Jordan’s government is working on an innovative system to assist displaced persons who have fled Syria.
The social media giant’s app will be used to let people see each other’s faces and get to know each other, with help from a social network, and it will help them find employment, provide advice and information, and get information from the public.
Jordan is also building an app for displaced families in the country, so they can communicate and connect with each other.
It is also providing funding for the development of the app.
“We are trying to connect refugees to each other and connect them with the government.
We are trying not to create a bubble around them.
We want them to know that they are in a safe place,” said Ali Al-Zaher, head of Jordan’s National Center for Social Media, which is behind the app project.
Al-zahher said the app would be available for people to use by the end of March, and the government hoped to launch it later this year.

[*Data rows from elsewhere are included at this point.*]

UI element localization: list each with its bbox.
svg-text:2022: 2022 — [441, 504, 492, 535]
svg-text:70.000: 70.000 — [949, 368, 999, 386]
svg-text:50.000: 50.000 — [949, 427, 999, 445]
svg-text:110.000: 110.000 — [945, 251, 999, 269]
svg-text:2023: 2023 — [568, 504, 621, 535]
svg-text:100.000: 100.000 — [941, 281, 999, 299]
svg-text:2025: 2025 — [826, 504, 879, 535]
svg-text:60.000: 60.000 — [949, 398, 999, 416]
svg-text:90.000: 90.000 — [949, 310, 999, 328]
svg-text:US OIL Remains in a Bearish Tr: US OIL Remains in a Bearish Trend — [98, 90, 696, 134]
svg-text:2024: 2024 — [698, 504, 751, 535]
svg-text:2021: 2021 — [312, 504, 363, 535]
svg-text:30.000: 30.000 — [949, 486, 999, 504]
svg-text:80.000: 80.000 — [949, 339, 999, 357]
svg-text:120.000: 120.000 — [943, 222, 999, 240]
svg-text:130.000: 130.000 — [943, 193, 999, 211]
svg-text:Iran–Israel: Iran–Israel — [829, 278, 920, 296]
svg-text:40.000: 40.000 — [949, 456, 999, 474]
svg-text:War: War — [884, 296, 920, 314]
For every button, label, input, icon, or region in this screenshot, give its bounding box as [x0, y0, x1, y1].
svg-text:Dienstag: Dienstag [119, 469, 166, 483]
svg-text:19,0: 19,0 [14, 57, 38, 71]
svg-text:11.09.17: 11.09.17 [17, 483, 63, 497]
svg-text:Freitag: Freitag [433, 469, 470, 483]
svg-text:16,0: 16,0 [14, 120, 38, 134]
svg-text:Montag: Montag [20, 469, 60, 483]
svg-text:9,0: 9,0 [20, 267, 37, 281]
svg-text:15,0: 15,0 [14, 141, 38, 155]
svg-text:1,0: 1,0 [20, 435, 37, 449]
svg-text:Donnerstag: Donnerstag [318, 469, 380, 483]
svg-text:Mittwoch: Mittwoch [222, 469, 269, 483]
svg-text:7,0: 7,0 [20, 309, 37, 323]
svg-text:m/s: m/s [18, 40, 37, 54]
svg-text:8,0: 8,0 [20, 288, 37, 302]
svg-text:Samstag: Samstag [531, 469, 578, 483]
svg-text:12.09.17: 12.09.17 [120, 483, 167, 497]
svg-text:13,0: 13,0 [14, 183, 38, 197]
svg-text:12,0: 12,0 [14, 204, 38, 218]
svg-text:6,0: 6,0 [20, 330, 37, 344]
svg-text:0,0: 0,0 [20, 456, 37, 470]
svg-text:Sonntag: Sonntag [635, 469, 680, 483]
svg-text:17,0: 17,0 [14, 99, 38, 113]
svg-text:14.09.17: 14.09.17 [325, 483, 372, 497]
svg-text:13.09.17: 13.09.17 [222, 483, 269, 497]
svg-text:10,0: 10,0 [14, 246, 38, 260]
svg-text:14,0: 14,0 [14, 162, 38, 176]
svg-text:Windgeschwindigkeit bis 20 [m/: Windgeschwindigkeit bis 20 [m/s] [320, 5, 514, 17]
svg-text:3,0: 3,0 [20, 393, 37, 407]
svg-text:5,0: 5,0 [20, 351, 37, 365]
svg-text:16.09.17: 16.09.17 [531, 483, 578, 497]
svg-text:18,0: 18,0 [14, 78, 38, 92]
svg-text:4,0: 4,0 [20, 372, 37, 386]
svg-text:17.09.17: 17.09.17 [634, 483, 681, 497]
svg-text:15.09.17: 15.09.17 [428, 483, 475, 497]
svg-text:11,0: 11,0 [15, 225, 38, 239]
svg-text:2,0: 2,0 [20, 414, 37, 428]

He said it was still being developed, but that he hoped the app could be ready by the beginning of 2018.
The app was created by Jordan’s Ministry of Social Affairs, and will be run by the Jordanian Ministry of Information.
It will have social networks, messaging, and information for displaced people.
Jordan has already started using the app, with people reporting on one another, with Jordanians sharing their experiences with each others’ stories.
The government hopes to eventually expand the app to other communities, as well.
“This is a good opportunity to help those people who have lost their jobs, who are unable to find a job, who have nowhere to go,” Al-zaray, the deputy minister, told Al Jazeera.
The country is currently in the middle of an unprecedented influx of Syrian refugees.
The UNHCR said in January that it had recorded a record of 1.3 million people displaced by the conflict.
More than 60,000 of them are Jordanians, most of them refugees.
Jordanians are the largest group of refugees worldwide, according to UNHCR figures, and many Jordanians have been in the region for several years.
The refugees who fled Syria to Jordan include men, women and children, as many as 80 percent of them have come from Syria.
Jordanian authorities have said they want to help them return to their homes, but the UNHCR has warned that they could face further persecution in Syria if they do not.
In June, Jordan announced it was suspending its resettlement programme in Syria, citing security concerns, saying it would only accept people from neighbouring countries, which could potentially be Syria or Iraq.
“Jordan is not the only country in the Middle East that is hosting Syrian refugees, but it is the first country to stop its resettlement programmes,” UNHCR spokesperson Yusra Hajjar said.
Al Jazeera’s Omar Fahmy, reporting from Beirut, said Jordan was a key transit point for refugees from Syria and Lebanon, where tensions have escalated in recent years.
“It is the hub of the refugee crisis in Lebanon,” Fahmy said.
“If we don’t act soon, there will be more Syrians who will return to Jordan.”